Évoquant pêle-mêle la responsabilité sociale des entreprises (RSE), le rapport Notat-Senart sur l’objet social de l’entreprise et l’entrepreneuriat social, le quatrième chapitre, « Économie(s) sociale(s) et solidaire(s) », apparaît assez décalé par rapport au sujet mutualiste... si ce n’est que les auteurs insistent sur le fait que les mutuelles ne doivent pas négliger la capacité des concurrents issus du secteur lucratif à porter des projets d’intérêt général. Le cinquième et dernier chapitre, « La nouvelle société », se veut prospectif en misant sur la faculté du modèle mutualiste à relever les défis sociétaux et technologiques en se réinventant continuellement.
Les auteurs de ce deuxième « Que sais-je ? » sont bien connus du lectorat mutualiste, puisque l’un, Thierry Beaudet, est le président de la Mutualité française et l’autre, Luc Pierron, son conseiller.

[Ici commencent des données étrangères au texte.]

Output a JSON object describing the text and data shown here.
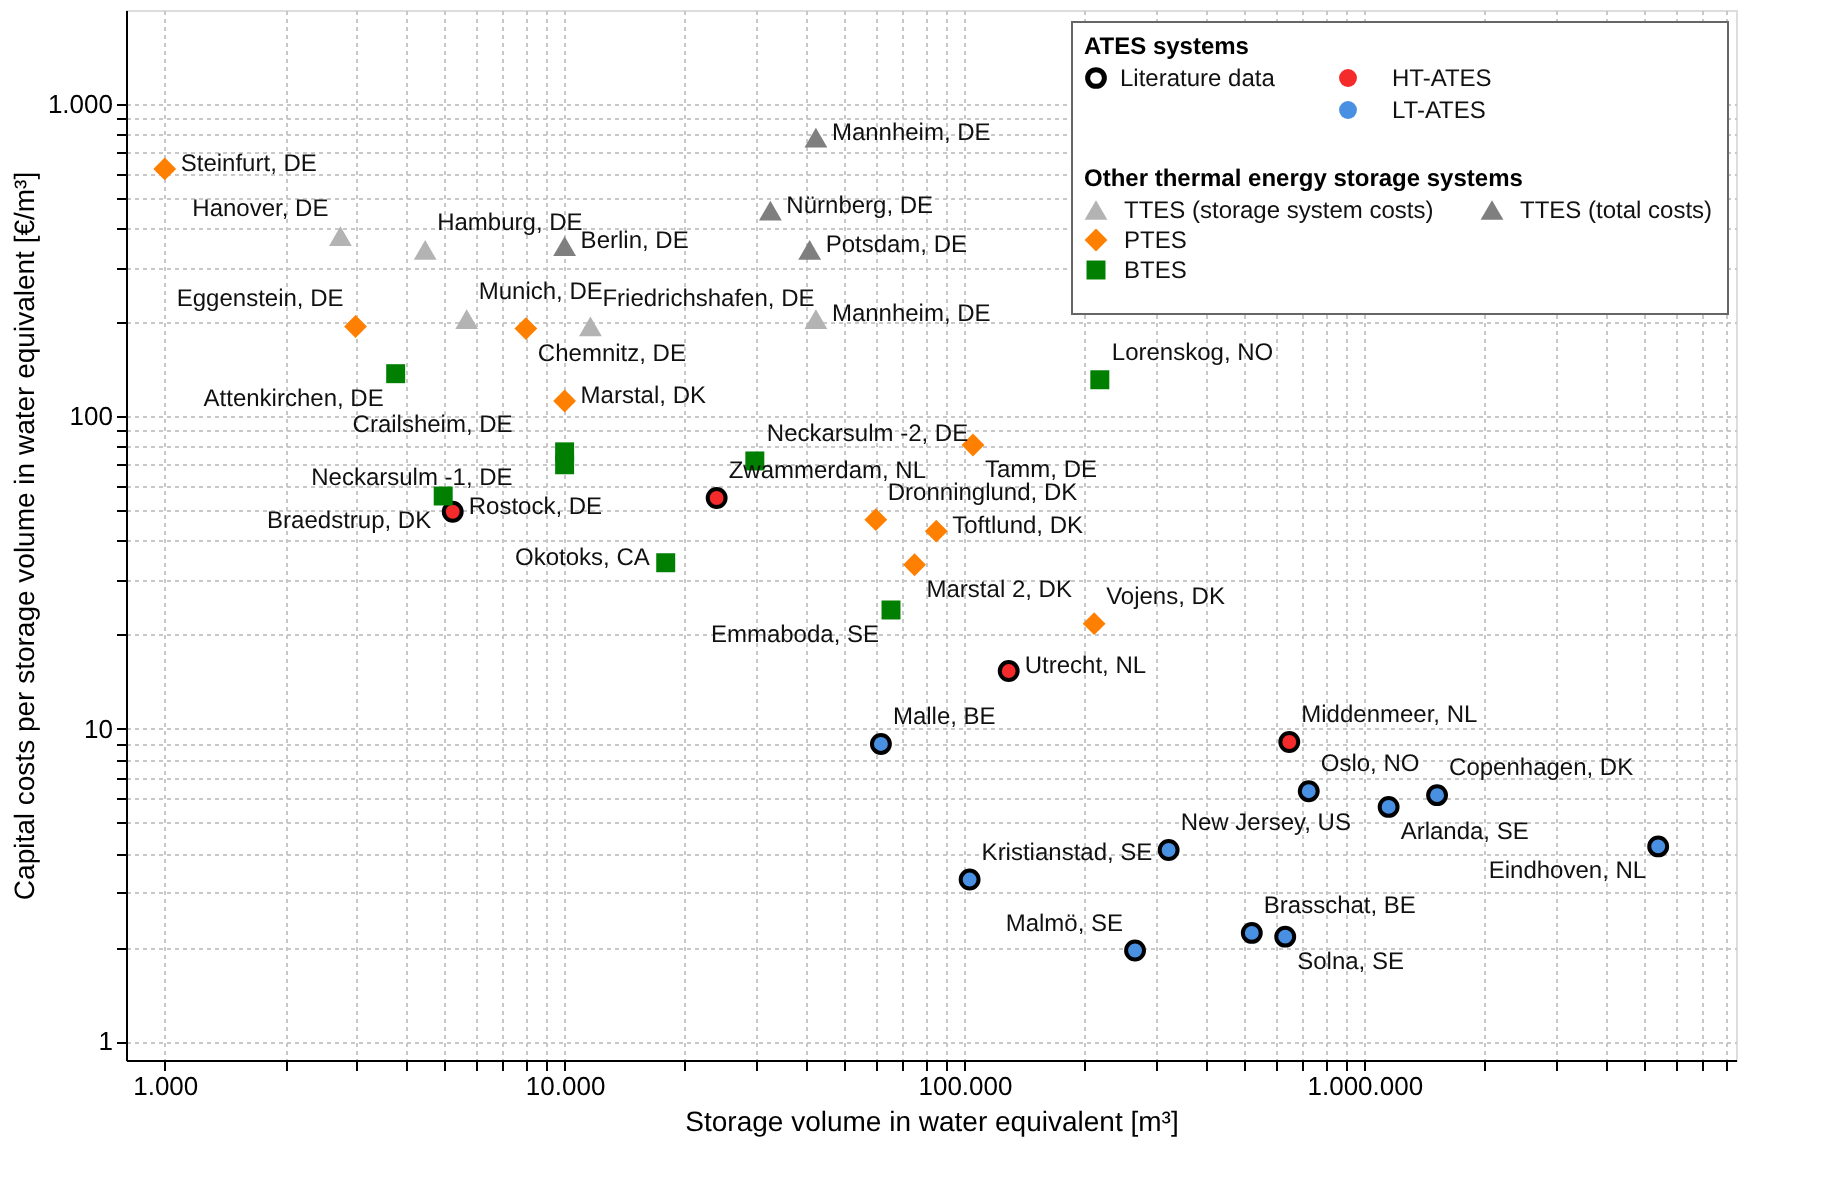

Sans doute y aurait-il matière à discuter ce choix de l’éditeur, qui a pris ainsi le risque de publier un ouvrage promotionnel.

Les auteurs évitent toutefois un propos trop lisse en n’occultant pas les questionnements qui traversent le mouvement concernant les évolutions récentes et celles à venir, et en exprimant leur agacement face à une pléthore de réglementations qui tend à réduire la marge de manœuvre des mutuelles : « Est-il encore raisonnable pour le mouvement mutualiste de continuer à proposer des pistes d’action aux pouvoirs publics, si cela induit une réglementation toujours plus étendue qui l’oblige à transiger avec ses principes et ses valeurs ? » Ils n’hésitent pas non plus à énoncer des convictions auxquelles le lecteur peut ne pas adhérer.

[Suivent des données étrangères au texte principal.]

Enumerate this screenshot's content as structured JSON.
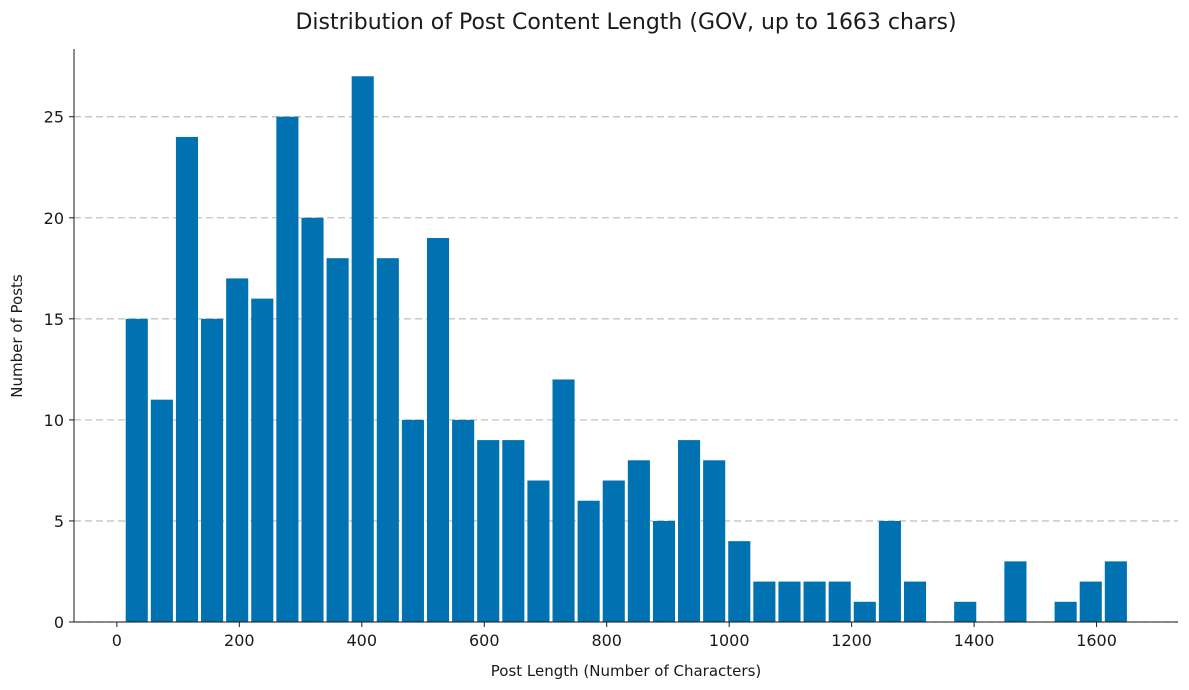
{
  "chart_data": {
    "type": "bar",
    "title": "Distribution of Post Content Length (GOV, up to 1663 chars)",
    "xlabel": "Post Length (Number of Characters)",
    "ylabel": "Number of Posts",
    "bin_width": 41,
    "x": [
      12,
      53,
      94,
      135,
      176,
      217,
      258,
      299,
      340,
      381,
      422,
      463,
      504,
      545,
      586,
      627,
      668,
      709,
      750,
      791,
      832,
      873,
      914,
      955,
      996,
      1037,
      1078,
      1119,
      1160,
      1201,
      1242,
      1283,
      1324,
      1365,
      1406,
      1447,
      1488,
      1529,
      1570,
      1611
    ],
    "values": [
      15,
      11,
      24,
      15,
      17,
      16,
      25,
      20,
      18,
      27,
      18,
      10,
      19,
      10,
      9,
      9,
      7,
      12,
      6,
      7,
      8,
      5,
      9,
      8,
      4,
      2,
      2,
      2,
      2,
      1,
      5,
      2,
      0,
      1,
      0,
      3,
      0,
      1,
      2,
      3
    ],
    "xlim": [
      -70,
      1733
    ],
    "ylim": [
      0,
      28.35
    ],
    "xticks": [
      0,
      200,
      400,
      600,
      800,
      1000,
      1200,
      1400,
      1600
    ],
    "yticks": [
      0,
      5,
      10,
      15,
      20,
      25
    ],
    "grid": "horizontal-dashed",
    "bar_color": "#0072B2",
    "grid_color": "#c4c4c4",
    "axis_color": "#1a1a1a"
  }
}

Ainsi, à cette assertion figurant dans la conclusion – « Le principal risque pour la mutualité est l’institutionnalisation » (p. 105) – on peut rétorquer qu’en termes de qualité de protection sociale le principal risque, pour l’assuré social et adhérent mutualiste, réside plutôt dans la banalisation, qui sape les logiques solidaires et promet à court terme une accélération des inégalités dans l’accès à la santé.
De même, on peut admettre que « la mutualité n’est pas soluble dans l’assurance-maladie » (p. 92) car elle s’en distingue par la personnalisation des offres et des services... Cependant, la personnalisation des offres est indissociable d’une différenciation des tarifs, qui aboutit à ce que les adhérents les plus aisés soient les mieux soignés ; or, aucun principe mutualiste ne peut justifier cette pratique dictée par la rationalisation gestionnaire.

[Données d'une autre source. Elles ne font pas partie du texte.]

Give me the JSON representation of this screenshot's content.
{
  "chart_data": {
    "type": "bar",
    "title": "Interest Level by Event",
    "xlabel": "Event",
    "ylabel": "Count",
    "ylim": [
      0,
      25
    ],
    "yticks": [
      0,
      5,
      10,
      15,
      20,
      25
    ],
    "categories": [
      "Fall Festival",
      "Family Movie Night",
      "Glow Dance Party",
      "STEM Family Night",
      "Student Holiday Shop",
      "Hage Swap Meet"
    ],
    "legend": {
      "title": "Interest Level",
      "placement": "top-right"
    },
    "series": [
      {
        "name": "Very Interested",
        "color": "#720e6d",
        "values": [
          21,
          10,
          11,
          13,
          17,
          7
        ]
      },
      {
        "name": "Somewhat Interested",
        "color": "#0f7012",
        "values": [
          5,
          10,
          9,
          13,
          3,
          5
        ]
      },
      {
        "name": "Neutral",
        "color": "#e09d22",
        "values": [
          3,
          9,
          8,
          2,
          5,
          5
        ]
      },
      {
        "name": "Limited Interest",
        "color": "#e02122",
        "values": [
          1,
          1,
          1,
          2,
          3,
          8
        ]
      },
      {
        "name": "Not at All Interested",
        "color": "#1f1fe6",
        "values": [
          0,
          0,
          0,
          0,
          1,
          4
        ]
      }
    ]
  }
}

Les « Que sais-je ? » s’adressent avant tout à des lecteurs désirant acquérir une connaissance synthétique sur une thématique dont ils sont peu familiers. De ce point de vue, cet ouvrage remplit bien son office, et sa lecture peut être profitable aux étudiants en économie sociale et solidaire comme à tout lecteur curieux de s’instruire sur cet acteur primordial (au sens chronologique et qualitatif) du système de protection sociale.